Johann's coming-out to his parents was unusual in that it was interrupted by two warthogs, a herd of zebras, and a group of baboons. In hindsight, maybe he shouldn't have tried to come out to them during a vacation to the South African bush.
This was not the coming-out experience that he had come to expect from his limited exposure to gay entertainment: shows like Queer as Folk and movies like TheObject of Ny Affection. I interviewed Johann this week for my podcast, The Sewers of Paris, a show about how entertainment has shaped the lives of gay men. (You can listen to his story and subscribe to the podcast here, or at the bottom of this article.)

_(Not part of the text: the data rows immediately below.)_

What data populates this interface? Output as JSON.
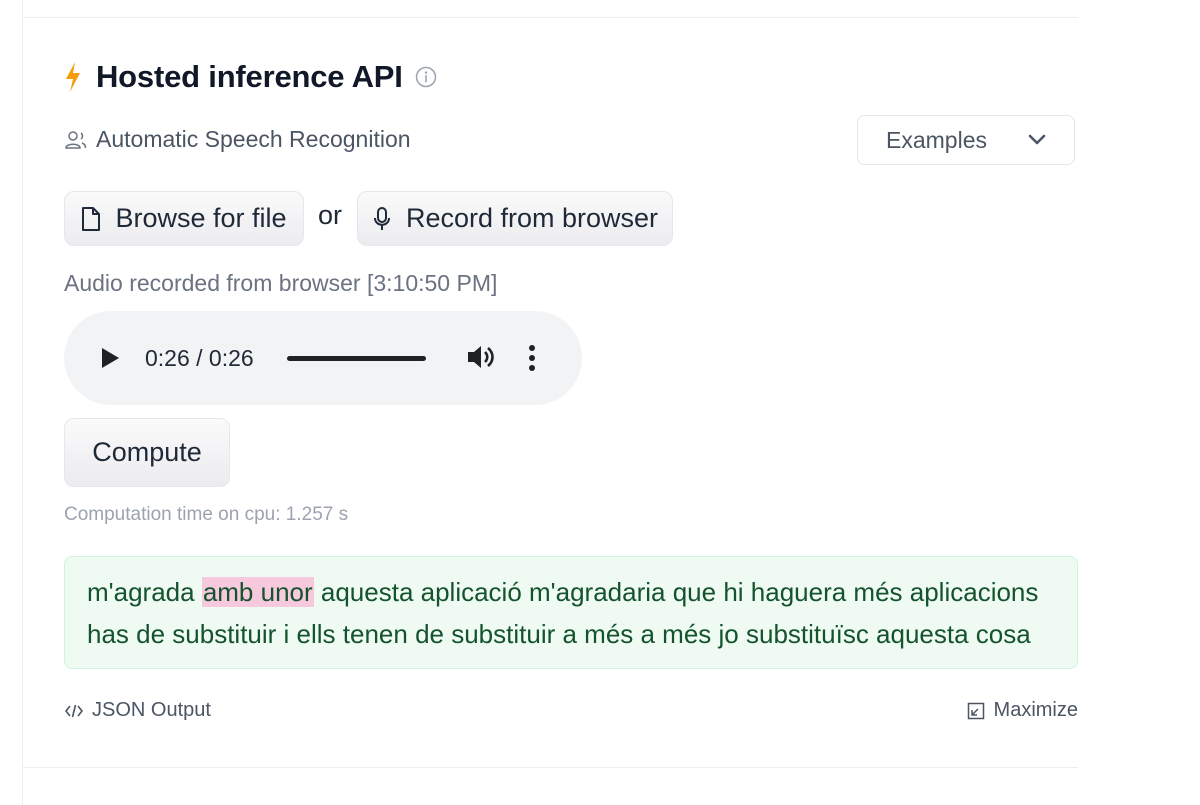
{
  "widget": {
    "title": "Hosted inference API",
    "icons": {
      "title": "bolt-icon",
      "info": "info-icon"
    }
  },
  "task": {
    "label": "Automatic Speech Recognition",
    "icon": "task-user-icon"
  },
  "examples": {
    "label": "Examples",
    "icon": "chevron-down-icon"
  },
  "actions": {
    "browse_label": "Browse for file",
    "or_label": "or",
    "record_label": "Record from browser"
  },
  "audio": {
    "source_label": "Audio recorded from browser [3:10:50 PM]",
    "time_display": "0:26 / 0:26",
    "progress_fraction": 1.0
  },
  "compute": {
    "button_label": "Compute",
    "time_label": "Computation time on cpu: 1.257 s"
  },
  "output": {
    "segments": [
      {
        "text": "m'agrada ",
        "highlight": false
      },
      {
        "text": "amb unor",
        "highlight": true
      },
      {
        "text": " aquesta aplicació m'agradaria que hi haguera més aplicacions has de substituir i ells tenen de substituir a més a més jo substituïsc aquesta cosa",
        "highlight": false
      }
    ]
  },
  "footer": {
    "json_label": "JSON Output",
    "maximize_label": "Maximize"
  },
  "colors": {
    "accent_bolt": "#f59e0b",
    "output_bg": "#effbf2",
    "output_text": "#14532d",
    "highlight": "#f6c9dc"
  }
}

Johann grew up closeted and lonely under a sexually repressive apartheid regime. He was deeply religious, and searched desperately for people who would accept him. Eventually, that search took to the other side of the world, where he finally found the community he was looking for -- culminating in his discovery of Drag Race, and Seattle drag queen Ben DeLaCreme.
Johann grew up with no access to any gay culture until he discovered E. M. Forster's classic novel Maurice. He recognized something of himself in the story of forbidden same-sex romance. He began easing himself out of the closet, traveling to Johannesburg, then to Europe and America in search of a place where he could be honest and open and out.
There were hookups here and there -- bookish and academic, he had a dazzling fling in Pennsylvania that began when he and another man flirted over favorite Greek philosophers. But it was community he craved, not just rendezvous.
It just didn't seem like being gay had anything to offer him. The life felt lonely, relationships fleeting.
It was maybe appropriate that the animal kingdom tried to disrupt his coming-out. At the time, he felt like the only one of his species, surrounded by strange creatures he didn't understand and who paid no attention to him.
But he finally found what he was looking for one year ago in Seattle's Century Ballroom. Local drag heroine Ben DeLaCreme was a featured contestant on that season of Drag Race, and every week fans would gather over drinks in the ballroom to watch Ben present the episode, offering a live performance of music and jokes and gossip during commercial breaks.
Suddenly, Johann's eyes were opened. Here it was at last -- that community he'd craved ever since he was a kid, trying to pray away the gay in an Evangelical church 10,000 miles away.
At those Drag Race screenings he found a community that gathered under a common cause: to root for their hometown hero. Like a gay Superbowl, they all cheered together, drinks in hand; and they booed together when Ben was eliminated. These were his people, and they were friendly and thoughtful and a little bit weird, just like he was.
It completely changed how he felt about being gay.
"That's how I saw my first gender queer expressions," he recalled. "There was a sense of community, and a sense of decency. You went there with a mission -- other than getting drunk and getting somebody to go home with."
Gradually, week after week, those communal screenings opened him up to what the gay community had to offer. And it opened his heart as well. For the past year, he'd been casually chatting with a fellow online, growing close but never committing to meet. It was time, Johann decided, to go on a date.
And so, one night last summer, the two met up for pizza and nachos, took a walk, and snuck down a dark side-street to make out.
Now they're engaged.
It was a long journey from the closet in South Africa to the marriage altar in Washington. Most of that trip Johann made by himself. But he finished it in the company of his chosen family.